Darcy grumbled something indecipherable from his corner and Georgiana looked at him, suddenly anxious that despite his appearance to the contrary he did not approve of the potential for a match between Georgiana and Mr Lambert. She bit her lip. It was so strange to think of matches and marriage so suddenly, yet Lizzy spoke so matter-of-factly as if it was merely a matter of time before this very happy day took place.

Elizabeth seemed to notice the shift and Georgiana's demeanour and got pointedly to her feet.

"I feel the need for another cup of tea. Shall I see about finding us a fresh pot, that we might be refreshed before venturing out into the cold again for the midnight service?"

She did not wait for either Georgiana or Darcy to respond but walked a circuitous route towards the door, pausing as she passed her husband to kiss him on the cheek and perhaps, Georgian thought, to whisper some words of encouragement into his ear. Perhaps she was mistaken, though, for as Lizzy closed the door behind her, Darcy dropped his gaze back to his book, and Georgiana felt as if the matter had been firmly drawn to a close. She was surprised, then, when her brother's voice reached her ears. He had not looked up from the page, as if he, too, could not master speaking and looking at his sister at the same time. She afforded him the same courtesy, fixing her eyes on the dancing flames and merely listening to the voice she treasured more than any other.

"I cannot hope to offer advice in matters of the heart, Georgie. You know me well enough to know my faults: I am not given to emotionalism or to interfering in the lives of others unless there is need." He paused, and Georgiana wondered if he, too, recalled the last time he had interfered in her life, and how very necessary it had been. "I confess I thought it would be some time yet before I had to consider losing you to marriage. Especially after…after Wickham."

Georgiana sucked in a breath.
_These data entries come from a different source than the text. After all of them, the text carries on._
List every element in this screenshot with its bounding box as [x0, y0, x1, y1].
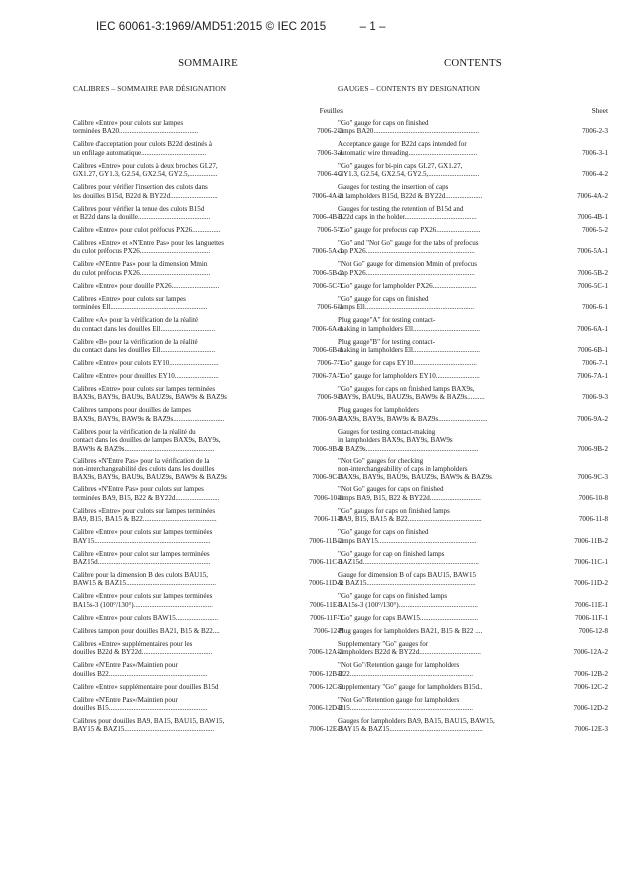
toc-entry	[73, 282, 343, 290]
toc-entry-sheet-ref: 7006-11B-2	[574, 536, 608, 545]
toc-entry	[338, 119, 608, 136]
toc-entry	[338, 239, 608, 256]
toc-entry-text: Calibres «N'Entre Pas» pour culots sur lampes	[73, 485, 204, 494]
toc-entry-text: "Go" gauge for caps EY10....................................	[338, 359, 477, 368]
toc-entry-sheet-ref: 7006-7-1	[582, 359, 608, 368]
toc-entry-sheet-ref: 7006-4B-1	[577, 213, 608, 222]
toc-entry	[73, 338, 343, 355]
toc-entry-text: Calibres «Entre» et «N'Entre Pas» pour les languettes	[73, 239, 224, 248]
toc-entry	[73, 162, 343, 179]
toc-entry-text: terminées BA9, B15, B22 & BY22d.........................	[73, 493, 220, 502]
toc-entry	[73, 457, 343, 482]
toc-entry	[73, 119, 343, 136]
toc-entry-sheet-ref: 7006-12B-2	[308, 669, 343, 678]
contents-title: CONTENTS	[444, 57, 502, 69]
toc-entry-text: douilles B15........................................................	[73, 703, 208, 712]
toc-entry-text: lamps Ell..............................................................	[338, 303, 475, 312]
contents-subtitle: GAUGES – CONTENTS BY DESIGNATION	[338, 84, 481, 93]
toc-entry-text: Calibre «Entre» pour culots sur lampes	[73, 119, 184, 127]
toc-entry-sheet-ref: 7006-12E-3	[574, 725, 608, 734]
toc-entry-text: "Go" gauge for caps BAW15.................................	[338, 613, 479, 622]
toc-entry-text: "Go" gauges for bi-pin caps GI.27, GX1.27,	[338, 161, 463, 170]
toc-entry-sheet-ref: 7006-12A-2	[573, 648, 608, 657]
toc-entry-text: Calibre «Entre» supplémentaire pour douilles B15d	[73, 682, 219, 691]
toc-entry	[338, 571, 608, 588]
toc-entry-text: du culot préfocus PX26........................................	[73, 247, 211, 256]
toc-entry-text: BA9, B15, BA15 & B22..........................................	[338, 515, 482, 524]
toc-entry	[73, 661, 343, 678]
document-reference: IEC 60061-3:1969/AMD51:2015 © IEC 2015	[96, 21, 327, 33]
toc-entry-text: Plug gauges for lampholders BA21, B15 & B22 ....	[338, 626, 483, 635]
toc-entry	[338, 338, 608, 355]
toc-entry-text: Calibres «Entre» pour culots sur lampes terminées	[73, 385, 216, 394]
toc-entry	[338, 372, 608, 380]
toc-entry-sheet-ref: 7006-4A-2	[312, 191, 343, 200]
toc-entry-text: Calibre «N'Entre Pas» pour la dimension Mmin	[73, 260, 208, 269]
toc-entry-sheet-ref: 7006-9B-2	[312, 444, 343, 453]
toc-entry	[73, 485, 343, 502]
page-number: – 1 –	[359, 21, 386, 33]
toc-entry	[338, 359, 608, 367]
toc-entry-sheet-ref: 7006-2-3	[582, 127, 608, 136]
toc-entry-text: "Not Go"/Retention gauge for lampholders	[338, 661, 460, 670]
toc-entry-text: "Go" gauges for caps on finished lamps BAX9s,	[338, 385, 475, 394]
toc-entry-text: Calibre «N'Entre Pas»/Maintien pour	[73, 661, 178, 670]
toc-entry-sheet-ref: 7006-4-2	[317, 170, 343, 179]
toc-entry-text: "Go" gauge for lampholders EY10.........................	[338, 372, 480, 381]
toc-entry-text: Calibres pour vérifier la tenue des culots B15d	[73, 204, 205, 213]
toc-entry-text: terminées BA20.............................................	[73, 127, 199, 136]
toc-entry-sheet-ref: 7006-11E-1	[574, 600, 608, 609]
toc-entry-sheet-ref: 7006-2-3	[317, 127, 343, 136]
toc-entry-text: Calibres pour douilles BA9, BA15, BAU15, BAW15,	[73, 716, 225, 725]
toc-entry-text: Calibres pour vérifier l'insertion des culots dans	[73, 183, 208, 192]
toc-entry-text: Calibre «A» pour la vérification de la réalité	[73, 316, 199, 325]
toc-entry-sheet-ref: 7006-6A-1	[312, 324, 343, 333]
toc-entry-text: "Go" gauge for caps on finished	[338, 119, 429, 127]
toc-entry-text: "Go" gauge for cap on finished lamps	[338, 549, 445, 558]
toc-entry-sheet-ref: 7006-5A-1	[577, 247, 608, 256]
toc-entry	[73, 507, 343, 524]
toc-entry-sheet-ref: 7006-5C-1	[312, 281, 343, 290]
toc-entry-sheet-ref: 7006-3-1	[582, 148, 608, 157]
toc-entry-sheet-ref: 7006-9B-2	[577, 444, 608, 453]
toc-entry-text: BAX9s, BAY9s, BAU9s, BAUZ9s, BAW9s & BAZ9s	[73, 393, 227, 402]
toc-entry-text: BAY15 & BAZ15...................................................	[73, 725, 215, 734]
toc-entry-sheet-ref: 7006-7A-1	[577, 372, 608, 381]
toc-entry-text: Calibre d'acceptation pour culots B22d destinés à	[73, 140, 213, 149]
toc-entry-text: douilles B22d & BY22d........................................	[73, 648, 213, 657]
toc-entry-text: making in lampholders Ell......................................	[338, 346, 480, 355]
toc-entry-sheet-ref: 7006-12B-2	[573, 669, 608, 678]
toc-entry-sheet-ref: 7006-10-8	[313, 493, 343, 502]
toc-entry-text: B15......................................................................	[338, 703, 474, 712]
toc-entry-sheet-ref: 7006-4A-2	[577, 191, 608, 200]
toc-entry	[73, 260, 343, 277]
toc-entry-text: GX1.27, GY1.3, G2.54, GX2.54, GY2.5,................	[73, 170, 218, 179]
toc-entry-text: automatic wire threading.......................................	[338, 148, 478, 157]
toc-entry-text: cap PX26..............................................................	[338, 247, 475, 256]
toc-entry-text: BAY9s, BAU9s, BAUZ9s, BAW9s & BAZ9s..........	[338, 393, 485, 402]
sheet-column-header: Sheet	[591, 106, 608, 115]
toc-entry	[73, 627, 343, 635]
toc-entry-text: Calibres «Entre» supplémentaires pour les	[73, 639, 193, 648]
toc-entry-sheet-ref: 7006-5-2	[582, 226, 608, 235]
toc-entry	[73, 316, 343, 333]
contents-entry-list	[338, 119, 608, 738]
toc-entry-text: Gauges for testing the insertion of caps	[338, 183, 449, 192]
toc-entry	[338, 260, 608, 277]
toc-entry	[73, 717, 343, 734]
toc-entry-text: B22......................................................................	[338, 669, 474, 678]
toc-entry-text: & BAZ9s................................................................	[338, 444, 479, 453]
toc-entry-text: Plug gauge"B" for testing contact-	[338, 337, 435, 346]
toc-entry	[338, 696, 608, 713]
toc-entry-text: Plug gauge"A" for testing contact-	[338, 316, 436, 325]
toc-entry-text: BA9, B15, BA15 & B22..........................................	[73, 515, 217, 524]
toc-entry-text: Calibre «B» pour la vérification de la réalité	[73, 337, 198, 346]
toc-entry	[338, 295, 608, 312]
toc-entry	[73, 205, 343, 222]
toc-entry-text: contact dans les douilles de lampes BAX9s, BAY9s,	[73, 436, 221, 445]
toc-entry-text: BAX9s, BAY9s, BAU9s, BAUZ9s, BAW9s & BAZ9s	[73, 473, 227, 482]
toc-entry-sheet-ref: 7006-5-2	[317, 226, 343, 235]
toc-entry-text: BAX9s, BAY9s, BAU9s, BAUZ9s, BAW9s & BAZ9s	[338, 473, 492, 482]
toc-entry-text: BA15s-3 (100°/130°).............................................	[338, 600, 478, 609]
toc-entry-text: "Go" gauge for caps on finished	[338, 528, 429, 537]
toc-entry-text: "Go" gauge for prefocus cap PX26.........................	[338, 226, 481, 235]
toc-entry-sheet-ref: 7006-6-1	[582, 303, 608, 312]
toc-entry-text: du culot préfocus PX26........................................	[73, 268, 211, 277]
toc-entry	[338, 627, 608, 635]
toc-entry-text: Calibre «Entre» pour culots BAW15........................	[73, 613, 219, 622]
toc-entry	[73, 359, 343, 367]
toc-entry-sheet-ref: 7006-12-8	[578, 626, 608, 635]
toc-entry-sheet-ref: 7006-9-3	[317, 393, 343, 402]
toc-entry-sheet-ref: 7006-11F-1	[309, 613, 343, 622]
toc-entry-sheet-ref: 7006-7-1	[317, 359, 343, 368]
sommaire-subtitle: CALIBRES – SOMMAIRE PAR DÉSIGNATION	[73, 84, 227, 93]
toc-entry-sheet-ref: 7006-5C-1	[577, 281, 608, 290]
toc-entry-sheet-ref: 7006-6A-1	[577, 324, 608, 333]
toc-entry-text: Calibre «Entre» pour culots sur lampes terminées	[73, 528, 213, 537]
toc-entry-text: Calibre «Entre» pour culots sur lampes terminées	[73, 592, 213, 601]
toc-entry	[338, 140, 608, 157]
toc-entry-text: lamps BA9, B15, B22 & BY22d.............................	[338, 493, 481, 502]
toc-entry-text: Calibres «Entre» pour culots sur lampes	[73, 294, 186, 303]
toc-entry	[73, 592, 343, 609]
toc-entry	[338, 485, 608, 502]
toc-entry	[338, 205, 608, 222]
toc-entry	[338, 550, 608, 567]
toc-entry-text: "Not Go"/Retention gauge for lampholders	[338, 695, 460, 704]
toc-entry-text: Calibres pour la vérification de la réalité du	[73, 427, 196, 436]
toc-entry-text: BA15s-3 (100°/130°).............................................	[73, 600, 213, 609]
toc-entry-text: lampholders B22d & BY22d...................................	[338, 648, 481, 657]
toc-entry-text: Calibre «Entre» pour douilles EY10.........................	[73, 372, 219, 381]
feuilles-column-header: Feuilles	[319, 106, 343, 115]
toc-entry-text: Gauges for lampholders BA9, BA15, BAU15, BAW15,	[338, 716, 495, 725]
toc-entry-sheet-ref: 7006-7A-1	[312, 372, 343, 381]
toc-entry	[73, 550, 343, 567]
toc-entry-sheet-ref: 7006-12D-2	[308, 703, 343, 712]
toc-entry-sheet-ref: 7006-6B-1	[577, 346, 608, 355]
toc-entry-text: Acceptance gauge for B22d caps intended for	[338, 140, 467, 149]
toc-entry-sheet-ref: 7006-5A-1	[312, 247, 343, 256]
toc-entry-text: "Go" gauge for lampholder PX26.........................	[338, 281, 477, 290]
toc-entry-text: du contact dans les douilles Ell...............................	[73, 324, 216, 333]
toc-entry	[73, 406, 343, 423]
toc-entry-sheet-ref: 7006-11D-2	[573, 579, 608, 588]
toc-entry	[338, 592, 608, 609]
toc-entry-text: BAY15 & BAZ15.....................................................	[338, 725, 483, 734]
toc-entry-text: Gauge for dimension B of caps BAU15, BAW15	[338, 570, 477, 579]
toc-entry	[338, 316, 608, 333]
toc-entry	[338, 428, 608, 453]
toc-entry-sheet-ref: 7006-9C-3	[312, 473, 343, 482]
toc-entry-sheet-ref: 7006-4B-1	[312, 213, 343, 222]
toc-entry-sheet-ref: 7006-12A-2	[308, 648, 343, 657]
toc-entry-text: Supplementary "Go" gauges for	[338, 639, 429, 648]
toc-entry-sheet-ref: 7006-12C-2	[308, 682, 343, 691]
toc-entry-sheet-ref: 7006-11D-2	[308, 579, 343, 588]
toc-entry-text: Calibre pour la dimension B des culots BAU15,	[73, 570, 209, 579]
toc-entry	[338, 162, 608, 179]
toc-entry	[73, 614, 343, 622]
toc-entry-sheet-ref: 7006-9A-2	[312, 414, 343, 423]
toc-entry-text: Calibres «N'Entre Pas» pour la vérification de la	[73, 456, 210, 465]
toc-entry-text: BAW15 & BAZ15...................................................	[73, 579, 216, 588]
toc-entry	[73, 571, 343, 588]
toc-entry-text: non-interchangeabilité des culots dans les douilles	[73, 465, 215, 473]
toc-entry-sheet-ref: 7006-11-8	[313, 515, 343, 524]
toc-entry-text: in lampholders B15d, B22d & BY22d.....................	[338, 191, 483, 200]
toc-entry	[338, 385, 608, 402]
toc-entry	[338, 528, 608, 545]
toc-entry-sheet-ref: 7006-11B-2	[309, 536, 343, 545]
toc-entry-text: GY1.3, G2.54, GX2.54, GY2.5,.............................	[338, 170, 480, 179]
toc-entry	[338, 282, 608, 290]
toc-entry-text: BAZ15d................................................................	[73, 557, 211, 566]
toc-entry-text: "Not Go" gauges for caps on finished	[338, 485, 444, 494]
toc-entry-text: "Not Go" gauge for dimension Mmin of prefocus	[338, 260, 478, 269]
toc-entry-text: "Go" gauge for caps on finished lamps	[338, 592, 448, 601]
toc-entry-text: un enfilage automatique.....................................	[73, 148, 207, 157]
toc-entry-text: making in lampholders Ell......................................	[338, 324, 480, 333]
toc-entry-text: du contact dans les douilles Ell...............................	[73, 346, 216, 355]
toc-entry	[338, 406, 608, 423]
toc-entry	[73, 428, 343, 453]
toc-entry-sheet-ref: 7006-11C-1	[574, 557, 608, 566]
toc-entry-text: les douilles B15d, B22d & BY22d...........................	[73, 191, 218, 200]
toc-entry	[73, 295, 343, 312]
toc-entry-sheet-ref: 7006-5B-2	[577, 268, 608, 277]
toc-entry-text: Gauges for testing contact-making	[338, 427, 436, 436]
toc-entry-text: Plug gauges for lampholders	[338, 406, 419, 415]
toc-entry-text: in lampholders BAX9s, BAY9s, BAW9s	[338, 436, 453, 445]
toc-entry-text: non-interchangeability of caps in lampholders	[338, 465, 468, 473]
toc-entry-sheet-ref: 7006-4-2	[582, 170, 608, 179]
toc-entry-sheet-ref: 7006-10-8	[578, 493, 608, 502]
toc-entry-text: "Go" gauges for caps on finished lamps	[338, 506, 450, 515]
toc-entry-text: lamps BAY15........................................................	[338, 536, 477, 545]
toc-entry-sheet-ref: 7006-9A-2	[577, 414, 608, 423]
toc-entry-sheet-ref: 7006-9C-3	[577, 473, 608, 482]
toc-entry-sheet-ref: 7006-11E-1	[309, 600, 343, 609]
toc-entry-text: & BAZ15..............................................................	[338, 579, 476, 588]
toc-entry-text: douilles B22........................................................	[73, 669, 208, 678]
toc-entry-sheet-ref: 7006-6-1	[317, 303, 343, 312]
toc-entry-sheet-ref: 7006-6B-1	[312, 346, 343, 355]
toc-entry-text: BAY15..................................................................	[73, 536, 211, 545]
toc-entry-sheet-ref: 7006-11C-1	[309, 557, 343, 566]
toc-entry-sheet-ref: 7006-11F-1	[574, 613, 608, 622]
toc-entry-text: et B22d dans la douille.........................................	[73, 213, 211, 222]
toc-entry	[338, 614, 608, 622]
toc-entry-text: Calibres «Entre» pour culots sur lampes terminées	[73, 506, 216, 515]
toc-entry	[73, 183, 343, 200]
toc-entry-text: Supplementary "Go" gauge for lampholders B15d..	[338, 682, 483, 691]
toc-entry-text: "Not Go" gauges for checking	[338, 456, 424, 465]
toc-entry-sheet-ref: 7006-12E-3	[309, 725, 343, 734]
toc-entry-sheet-ref: 7006-9-3	[582, 393, 608, 402]
toc-entry-sheet-ref: 7006-12-8	[313, 626, 343, 635]
toc-entry-text: terminées Ell.......................................................	[73, 303, 208, 312]
toc-entry-sheet-ref: 7006-11-8	[578, 515, 608, 524]
toc-entry-text: Calibre «Entre» pour culot sur lampes terminées	[73, 549, 210, 558]
toc-entry-text: Calibres tampons pour douilles de lampes	[73, 406, 192, 415]
sommaire-entry-list	[73, 119, 343, 738]
toc-entry	[338, 717, 608, 734]
toc-entry-text: Gauges for testing the retention of B15d and	[338, 204, 464, 213]
toc-entry-sheet-ref: 7006-12D-2	[573, 703, 608, 712]
toc-entry-text: "Go" gauge for caps on finished	[338, 294, 429, 303]
toc-entry-text: BAX9s, BAY9s, BAW9s & BAZ9s.............................	[73, 414, 225, 423]
toc-entry-sheet-ref: 7006-3-1	[317, 148, 343, 157]
toc-entry	[338, 683, 608, 691]
toc-entry	[338, 507, 608, 524]
toc-entry	[338, 183, 608, 200]
toc-entry-text: lamps BA20............................................................	[338, 127, 480, 136]
toc-entry	[73, 683, 343, 691]
toc-entry-sheet-ref: 7006-12C-2	[573, 682, 608, 691]
toc-entry	[73, 385, 343, 402]
toc-entry	[338, 661, 608, 678]
toc-entry	[73, 528, 343, 545]
toc-entry-text: Calibres «Entre» pour culots à deux broches GI.27,	[73, 161, 218, 170]
sommaire-title: SOMMAIRE	[178, 57, 238, 69]
toc-entry	[73, 372, 343, 380]
toc-entry	[73, 640, 343, 657]
toc-entry-sheet-ref: 7006-5B-2	[312, 268, 343, 277]
toc-entry	[338, 226, 608, 234]
toc-entry-text: Calibre «N'Entre Pas»/Maintien pour	[73, 695, 178, 704]
toc-entry-text: Calibre «Entre» pour douille PX26...........................	[73, 281, 220, 290]
toc-entry	[73, 696, 343, 713]
page-header	[96, 21, 386, 33]
toc-entry	[73, 239, 343, 256]
toc-entry-text: BAW9s & BAZ9s...................................................	[73, 444, 215, 453]
toc-entry-text: "Go" and "Not Go" gauge for the tabs of prefocus	[338, 239, 479, 248]
toc-entry-text: Calibre «Entre» pour culots EY10............................	[73, 359, 219, 368]
toc-entry	[338, 640, 608, 657]
toc-entry-text: BAX9s, BAY9s, BAW9s & BAZ9s............................	[338, 414, 488, 423]
toc-entry	[73, 140, 343, 157]
toc-entry	[73, 226, 343, 234]
toc-entry-text: Calibre «Entre» pour culot préfocus PX26................	[73, 226, 221, 235]
toc-entry-text: Calibres tampon pour douilles BA21, B15 & B22....	[73, 626, 220, 635]
toc-entry	[338, 457, 608, 482]
toc-entry-text: B22d caps in the holder.........................................	[338, 213, 477, 222]
toc-entry-text: BAZ15d..................................................................	[338, 557, 479, 566]
toc-entry-text: cap PX26..............................................................	[338, 268, 475, 277]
It was the first time she had heard George Wickham's name on her brother's lips in months. Between them, they had made an unspoken agreement not to speak of him again, and Georgiana felt her heart thudding painfully in her chest at her brother's knowing breach.
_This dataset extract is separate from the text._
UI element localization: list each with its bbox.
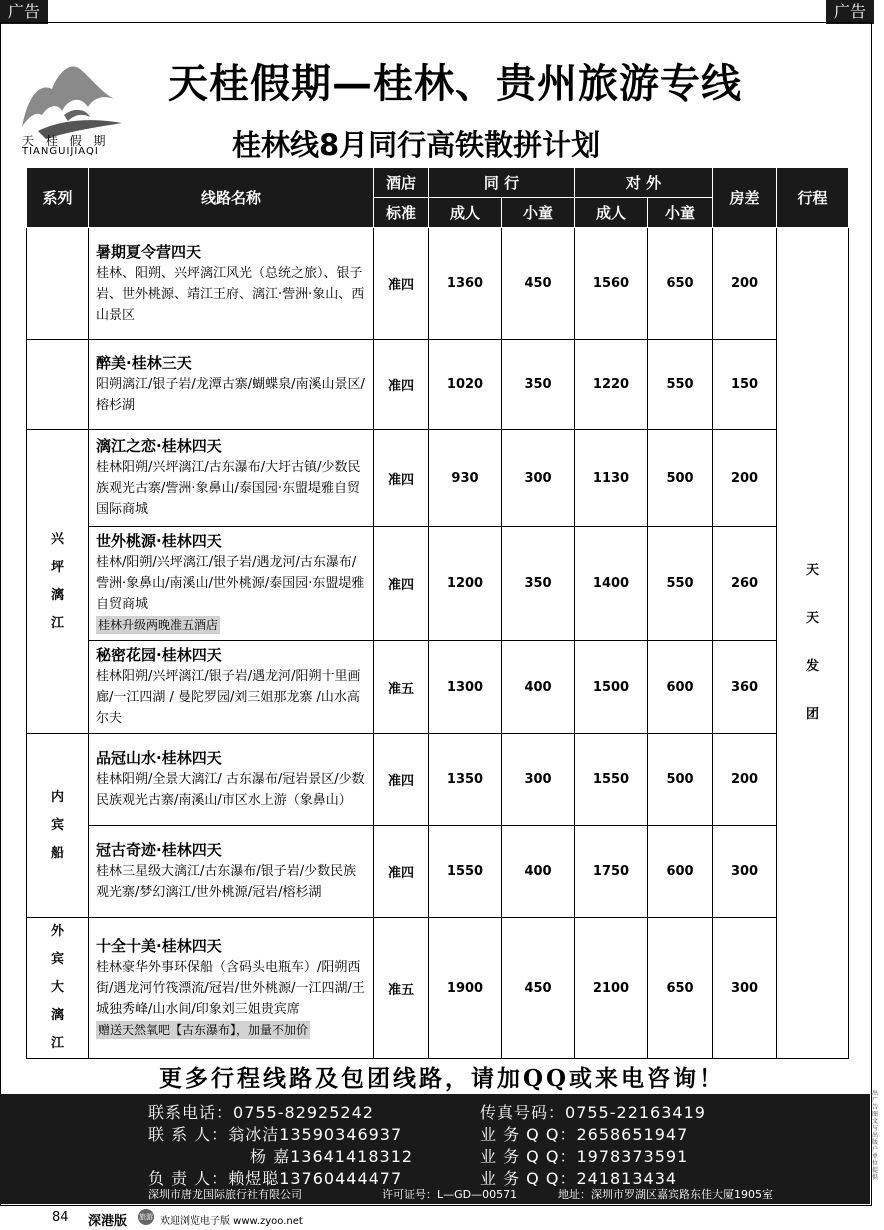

"Daniel Lambert is a different man, though. He is kind and selfless and I dare say Elizabeth is right in guessing that he cares for you. I can only speak to what I know of his past, but there are few men of my acquaintance who would so completely abandon their own plans and hopes for the future to serve their family after his brother's misfortune, and fewer still who would do so without complaint." He smiled, then, looking over at Georgiana at last. "I can think of nothing that would recommend him higher. If you care for him, Georgiana, and if he does care for you, then I would not think of opposing such a match." His smile grew wry. "Only please do not demand that I indulge in any more matchmaking. It is not a skill I am proficient in, and I have no desire to test my abilities further."

Georgiana laughed, then, leaping to her feet and scurrying to her brother's side, where she threw her arms around him in a warm embrace that communicated everything she had no words to say.